Rift Valley Fever :: Rift valley fever kills 52 in Kenya – update

The death toll from the outbreak of Rift Valley fever in Kenya’s Wajir District has risen to 52 after four people reportedly died. According to reports, the Rift Valley fever killed three other people in neighbouring Isiolo District.

The Kenyan Ministry of Health is carrying out clinical case management, surveillance and social mobilization activities, and mosquito net distribution. Social mobilization is aimed at reducing the risk of animal-to-human transmission via unprotected animal husbandry and slaughter practices.

The international response to the outbreak includes the Kenyan Ministry of Agriculture, WHO, WFP, UNICEF, FAO, International Federation of Red Cross and Red Crescent Societies, Medecins Sans Frontieres- France and Belgium, Centers for Disease Control and Prevention (CDC) – Atlanta, Epicentre and a number of local Nongovernmental organizations.
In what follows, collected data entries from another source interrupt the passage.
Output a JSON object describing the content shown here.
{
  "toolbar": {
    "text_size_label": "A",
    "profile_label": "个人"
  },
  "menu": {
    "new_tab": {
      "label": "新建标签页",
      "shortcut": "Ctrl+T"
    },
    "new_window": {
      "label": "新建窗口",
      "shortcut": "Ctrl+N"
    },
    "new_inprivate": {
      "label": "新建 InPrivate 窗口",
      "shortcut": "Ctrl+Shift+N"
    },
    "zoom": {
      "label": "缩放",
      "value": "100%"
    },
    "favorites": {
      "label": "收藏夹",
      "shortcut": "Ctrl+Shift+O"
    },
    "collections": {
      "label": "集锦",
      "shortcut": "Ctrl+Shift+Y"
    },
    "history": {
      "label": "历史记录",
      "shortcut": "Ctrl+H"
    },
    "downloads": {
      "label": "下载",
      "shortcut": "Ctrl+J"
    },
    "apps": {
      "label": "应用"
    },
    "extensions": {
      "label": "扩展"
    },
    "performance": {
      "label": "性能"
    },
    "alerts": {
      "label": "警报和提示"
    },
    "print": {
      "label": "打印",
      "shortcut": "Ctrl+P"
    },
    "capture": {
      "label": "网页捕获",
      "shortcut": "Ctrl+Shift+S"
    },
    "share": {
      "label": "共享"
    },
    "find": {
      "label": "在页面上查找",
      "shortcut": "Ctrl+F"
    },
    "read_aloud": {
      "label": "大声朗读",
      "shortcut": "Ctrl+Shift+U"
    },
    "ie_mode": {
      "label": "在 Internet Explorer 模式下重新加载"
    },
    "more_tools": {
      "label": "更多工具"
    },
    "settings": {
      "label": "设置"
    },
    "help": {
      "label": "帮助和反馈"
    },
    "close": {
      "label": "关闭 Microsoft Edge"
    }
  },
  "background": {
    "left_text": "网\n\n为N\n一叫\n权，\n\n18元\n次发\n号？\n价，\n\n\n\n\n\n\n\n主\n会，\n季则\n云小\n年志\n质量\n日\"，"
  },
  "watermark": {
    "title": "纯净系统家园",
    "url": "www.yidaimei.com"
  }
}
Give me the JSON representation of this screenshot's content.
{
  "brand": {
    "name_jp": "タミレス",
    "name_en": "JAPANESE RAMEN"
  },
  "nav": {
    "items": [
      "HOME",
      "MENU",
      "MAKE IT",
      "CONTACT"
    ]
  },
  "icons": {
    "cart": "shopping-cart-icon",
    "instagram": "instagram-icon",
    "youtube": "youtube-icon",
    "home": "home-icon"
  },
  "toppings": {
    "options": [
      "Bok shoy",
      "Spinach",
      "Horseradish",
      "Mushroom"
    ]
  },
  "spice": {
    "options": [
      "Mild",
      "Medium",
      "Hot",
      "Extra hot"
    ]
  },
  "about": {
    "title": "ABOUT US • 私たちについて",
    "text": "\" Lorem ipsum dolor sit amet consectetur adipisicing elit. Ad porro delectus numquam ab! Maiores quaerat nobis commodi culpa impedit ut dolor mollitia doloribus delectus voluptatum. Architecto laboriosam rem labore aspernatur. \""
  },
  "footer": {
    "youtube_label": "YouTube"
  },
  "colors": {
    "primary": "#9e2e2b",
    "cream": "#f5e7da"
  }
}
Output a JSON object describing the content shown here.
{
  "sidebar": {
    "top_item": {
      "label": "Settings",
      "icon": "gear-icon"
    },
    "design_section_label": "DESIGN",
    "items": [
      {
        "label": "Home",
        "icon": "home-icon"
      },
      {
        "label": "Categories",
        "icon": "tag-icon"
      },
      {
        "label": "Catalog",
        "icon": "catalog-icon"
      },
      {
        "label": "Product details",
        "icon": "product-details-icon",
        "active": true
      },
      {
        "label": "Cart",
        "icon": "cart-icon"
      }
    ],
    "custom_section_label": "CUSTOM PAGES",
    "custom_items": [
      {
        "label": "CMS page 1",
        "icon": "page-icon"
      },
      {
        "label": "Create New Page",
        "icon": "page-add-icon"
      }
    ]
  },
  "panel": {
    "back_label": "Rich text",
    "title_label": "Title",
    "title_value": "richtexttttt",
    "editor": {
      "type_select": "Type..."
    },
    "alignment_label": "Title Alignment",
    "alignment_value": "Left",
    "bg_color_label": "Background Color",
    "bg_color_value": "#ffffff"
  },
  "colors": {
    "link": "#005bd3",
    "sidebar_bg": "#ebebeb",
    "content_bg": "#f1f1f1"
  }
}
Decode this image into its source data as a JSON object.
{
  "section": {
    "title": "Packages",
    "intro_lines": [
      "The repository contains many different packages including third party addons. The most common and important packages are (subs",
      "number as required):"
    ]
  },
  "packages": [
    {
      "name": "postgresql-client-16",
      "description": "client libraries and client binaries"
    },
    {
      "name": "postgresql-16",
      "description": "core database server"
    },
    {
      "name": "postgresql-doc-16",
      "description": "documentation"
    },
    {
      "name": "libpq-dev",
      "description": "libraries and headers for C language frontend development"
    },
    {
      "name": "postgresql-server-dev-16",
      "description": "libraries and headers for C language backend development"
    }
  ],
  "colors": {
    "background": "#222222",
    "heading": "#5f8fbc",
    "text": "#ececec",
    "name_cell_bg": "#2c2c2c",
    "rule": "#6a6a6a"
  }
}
Rift Valley Fever (RVF) is a viral zoonosis (affects primarily domestic livestock, but can be passed to humans) causing fever. It is spread by the bite of infected mosquitoes. The disease is caused by the RVF virus, a member of the genus Phlebovirus (family Bunyaviridae). The disease was first reported among livestock in Kenya around 1915, but the virus was not isolated until 1931. RVF outbreaks occur across sub-Saharan Africa, with outbreaks occurring elsewhere infrequently

In humans the virus can cause several different syndromes. Usually sufferers have either no symptoms or only a mild illness with fever, headache, myalgia and liver abnormalities. In a small percentage of cases (< 2%) the illness can progress to hemorrhagic fever syndrome, meningo-encephalitis (inflammation of the brain), or affecting the eye. Patients who become ill usually experience fever, generalized weakness, back pain, dizziness, and weight loss at the onset of the illness. Typically, patients recover within 2-7 days after onset.